Create a Project in Scorecard. This will be where your tests and runs will be stored. Copy the Project ID for later.

PROJECT_ID = "310"  # Replace with your project ID
6

Create Testset with Testcases

Create a Testset in the Project and add some Testcases. A Testset is a collection of Testcases used to evaluate the performance of an LLM system. A Testcase is a single input and ideal output pair that is used for scoring. Copy the Testset ID for later.

Run this code to create a Testset with a schema matching our tone translator app.

# Create a Testset with a schema matching our use case
testset = scorecard.testsets.create(
    project_id=PROJECT_ID,
    name="Tone rewriter testset",
    description="Testcases about rewriting messages in a different tone.",
    field_mapping={
        # Inputs represent the input to the system.
        "inputs": ["original", "tone"],
        # Labels represent the expected output of the system.
        "labels": ["idealRewritten"],
        # Metadata fields are used for grouping Testcases, but not seen by the system.
        "metadata": [],
    },
    json_schema={
        "type": "object",
        "properties": {
            # The original message.
            "original": {"type": "string"},
            # The tone that the message should be rewritten in.
            "tone": {"type": "string"},
            # The ideal AI-generated rewritten message.
            "idealRewritten": {"type": "string"},
        },
        "required": ["original", "tone", "idealRewritten"],
    },
)

# Add Testcases matching the Testset's schema to the Testset
scorecard.testcases.create(
    testset_id=testset.id,
    items=[
        {
            "json_data": {
                "original": "We need your feedback on the new designs ASAP.",
                "tone": "polite",
                "idealRewritten": "Hi, your feedback is crucial to the success of the new designs. Please share your thoughts as soon as possible.",
            },
        },
        {
            "json_data": {
                "original": "I'll be late to the office because my cat is sleeping on my keyboard.",
                "tone": "funny",
                "idealRewritten": "Hey team! My cat's napping on my keyboard and I'm just waiting for her to give me permission to leave. I'll be a bit late!",
            },
        },
        {
            "json_data": {
                "original": "Schedule a meeting to discuss this project.",
                "tone": "casual",
                "idealRewritten": "Let's find a time to chat about the project. Coffee or boba?",
            },
        },
    ],
)

TESTSET_ID = testset.id
7

Create Metrics

From the Scorecard UI, create an AI-graded Metric named “Tone accuracy” to evaluate the tone translator system on. Copy the Metric ID for later.

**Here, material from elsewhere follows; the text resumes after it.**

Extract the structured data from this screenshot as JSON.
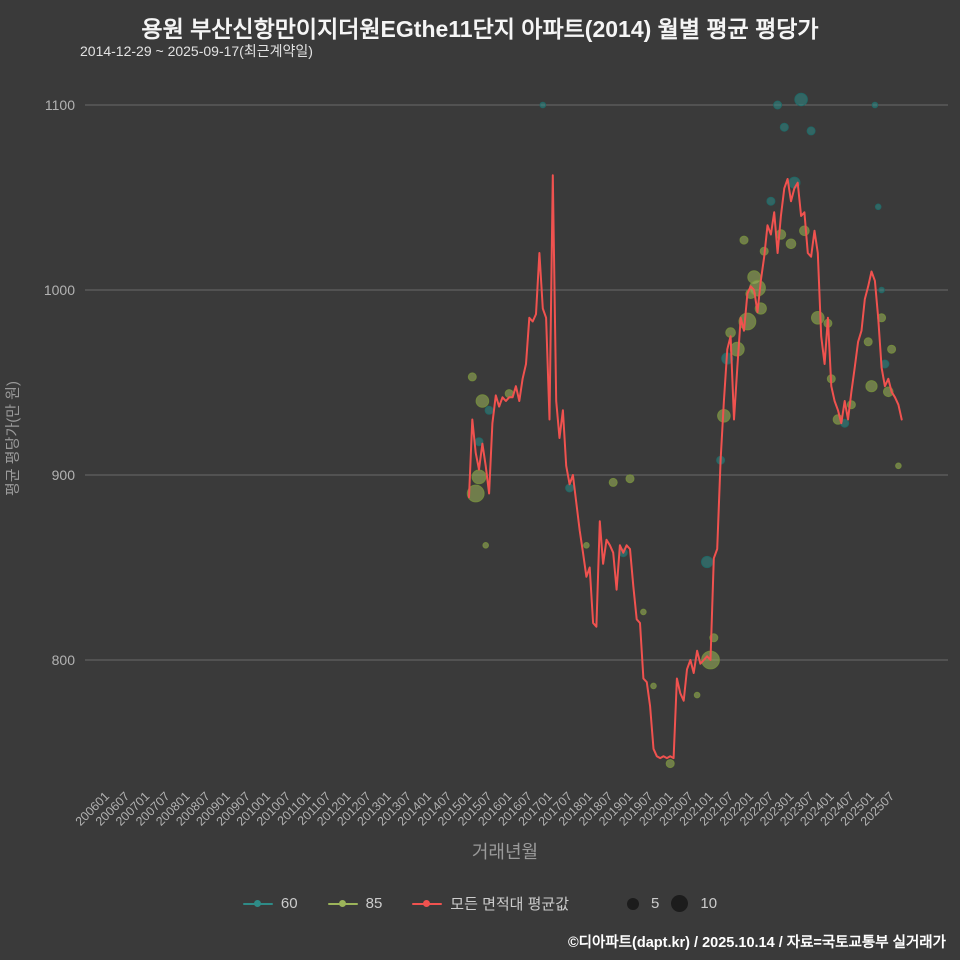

Creating a Metric in the Scorecard UI.

METRIC_IDS = ["987"]  # Replace with your Metric ID
8

Evaluate system

Run the system against the Testset and Metrics you’ve created and record the results in Scorecard.

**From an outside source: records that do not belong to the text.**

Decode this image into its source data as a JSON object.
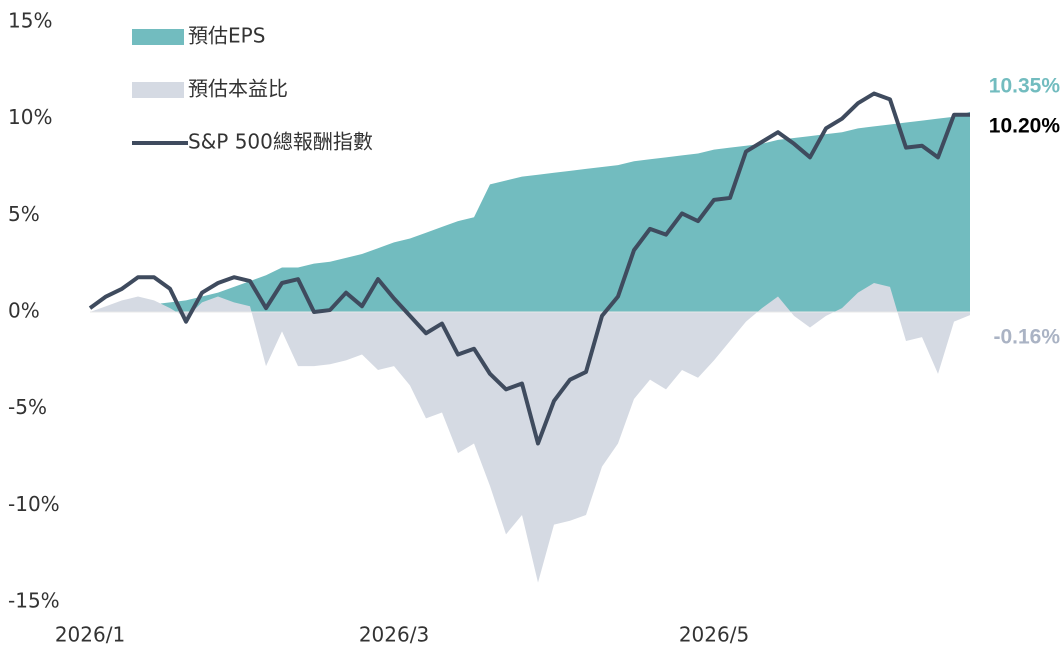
{
  "chart_data": {
    "type": "area_line",
    "categories": [
      "2026/1",
      null,
      null,
      null,
      null,
      null,
      null,
      null,
      null,
      null,
      null,
      null,
      null,
      null,
      null,
      null,
      null,
      null,
      null,
      "2026/3",
      null,
      null,
      null,
      null,
      null,
      null,
      null,
      null,
      null,
      null,
      null,
      null,
      null,
      null,
      null,
      null,
      null,
      null,
      null,
      "2026/5",
      null,
      null,
      null,
      null,
      null,
      null,
      null,
      null,
      null,
      null,
      null,
      null,
      null,
      null,
      null,
      null
    ],
    "ylim": [
      -15,
      15
    ],
    "yticks": [
      {
        "value": -15,
        "label": "-15%"
      },
      {
        "value": -10,
        "label": "-10%"
      },
      {
        "value": -5,
        "label": "-5%"
      },
      {
        "value": 0,
        "label": "0%"
      },
      {
        "value": 5,
        "label": "5%"
      },
      {
        "value": 10,
        "label": "10%"
      },
      {
        "value": 15,
        "label": "15%"
      }
    ],
    "series": [
      {
        "name": "預估EPS",
        "kind": "area",
        "color": "#72bcbf",
        "values": [
          0,
          0.1,
          0.2,
          0.3,
          0.4,
          0.5,
          0.6,
          0.8,
          1.0,
          1.3,
          1.6,
          1.9,
          2.3,
          2.3,
          2.5,
          2.6,
          2.8,
          3.0,
          3.3,
          3.6,
          3.8,
          4.1,
          4.4,
          4.7,
          4.9,
          6.6,
          6.8,
          7.0,
          7.1,
          7.2,
          7.3,
          7.4,
          7.5,
          7.6,
          7.8,
          7.9,
          8.0,
          8.1,
          8.2,
          8.4,
          8.5,
          8.6,
          8.7,
          8.9,
          9.0,
          9.1,
          9.2,
          9.3,
          9.5,
          9.6,
          9.7,
          9.8,
          9.9,
          10.0,
          10.1,
          10.35
        ],
        "value_labels": [
          null,
          null,
          null,
          null,
          null,
          null,
          null,
          null,
          null,
          null,
          null,
          null,
          null,
          null,
          null,
          null,
          null,
          null,
          null,
          null,
          null,
          null,
          null,
          null,
          null,
          null,
          null,
          null,
          null,
          null,
          null,
          null,
          null,
          null,
          null,
          null,
          null,
          null,
          null,
          null,
          null,
          null,
          null,
          null,
          null,
          null,
          null,
          null,
          null,
          null,
          null,
          null,
          null,
          null,
          null,
          "10.35%"
        ]
      },
      {
        "name": "預估本益比",
        "kind": "area",
        "color": "#d5dae3",
        "values": [
          0,
          0.3,
          0.6,
          0.8,
          0.6,
          0.2,
          -0.3,
          0.5,
          0.8,
          0.5,
          0.3,
          -2.8,
          -1.0,
          -2.8,
          -2.8,
          -2.7,
          -2.5,
          -2.2,
          -3,
          -2.8,
          -3.8,
          -5.5,
          -5.2,
          -7.3,
          -6.8,
          -9,
          -11.5,
          -10.5,
          -14,
          -11,
          -10.8,
          -10.5,
          -8,
          -6.8,
          -4.5,
          -3.5,
          -4,
          -3,
          -3.4,
          -2.5,
          -1.5,
          -0.5,
          0.2,
          0.8,
          -0.2,
          -0.8,
          -0.2,
          0.2,
          1.0,
          1.5,
          1.3,
          -1.5,
          -1.3,
          -3.2,
          -0.5,
          -0.16
        ],
        "value_labels": [
          null,
          null,
          null,
          null,
          null,
          null,
          null,
          null,
          null,
          null,
          null,
          null,
          null,
          null,
          null,
          null,
          null,
          null,
          null,
          null,
          null,
          null,
          null,
          null,
          null,
          null,
          null,
          null,
          null,
          null,
          null,
          null,
          null,
          null,
          null,
          null,
          null,
          null,
          null,
          null,
          null,
          null,
          null,
          null,
          null,
          null,
          null,
          null,
          null,
          null,
          null,
          null,
          null,
          null,
          null,
          "-0.16%"
        ]
      },
      {
        "name": "S&P 500總報酬指數",
        "kind": "line",
        "color": "#3f4b5e",
        "values": [
          0.2,
          0.8,
          1.2,
          1.8,
          1.8,
          1.2,
          -0.5,
          1.0,
          1.5,
          1.8,
          1.6,
          0.2,
          1.5,
          1.7,
          0,
          0.1,
          1,
          0.3,
          1.7,
          0.7,
          -0.2,
          -1.1,
          -0.6,
          -2.2,
          -1.9,
          -3.2,
          -4,
          -3.7,
          -6.8,
          -4.6,
          -3.5,
          -3.1,
          -0.2,
          0.8,
          3.2,
          4.3,
          4.0,
          5.1,
          4.7,
          5.8,
          5.9,
          8.3,
          8.8,
          9.3,
          8.7,
          8.0,
          9.5,
          10,
          10.8,
          11.3,
          11.0,
          8.5,
          8.6,
          8.0,
          10.2,
          10.2
        ],
        "value_labels": [
          null,
          null,
          null,
          null,
          null,
          null,
          null,
          null,
          null,
          null,
          null,
          null,
          null,
          null,
          null,
          null,
          null,
          null,
          null,
          null,
          null,
          null,
          null,
          null,
          null,
          null,
          null,
          null,
          null,
          null,
          null,
          null,
          null,
          null,
          null,
          null,
          null,
          null,
          null,
          null,
          null,
          null,
          null,
          null,
          null,
          null,
          null,
          null,
          null,
          null,
          null,
          null,
          null,
          null,
          null,
          "10.20%"
        ]
      }
    ]
  }
}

from scorecard_ai.lib import run_and_evaluate

run = run_and_evaluate(
    client=scorecard,
    project_id=PROJECT_ID,
    testset_id=TESTSET_ID,
    metric_ids=METRIC_IDS,
    system=lambda input: run_system(input)
)

print(f'Go to {run.url} and click "Run Scoring" to grade your Run.')
9

Run scoring

Click the link in the output above, or find the Run in the Scorecard UI. On the Run page, click the “Run Scoring” button to score your system using the Metric you created.

10

Analyze results

Finally, review the results in Scorecard to understand the performance of the tone translator system.

Viewing results in the Scorecard UI.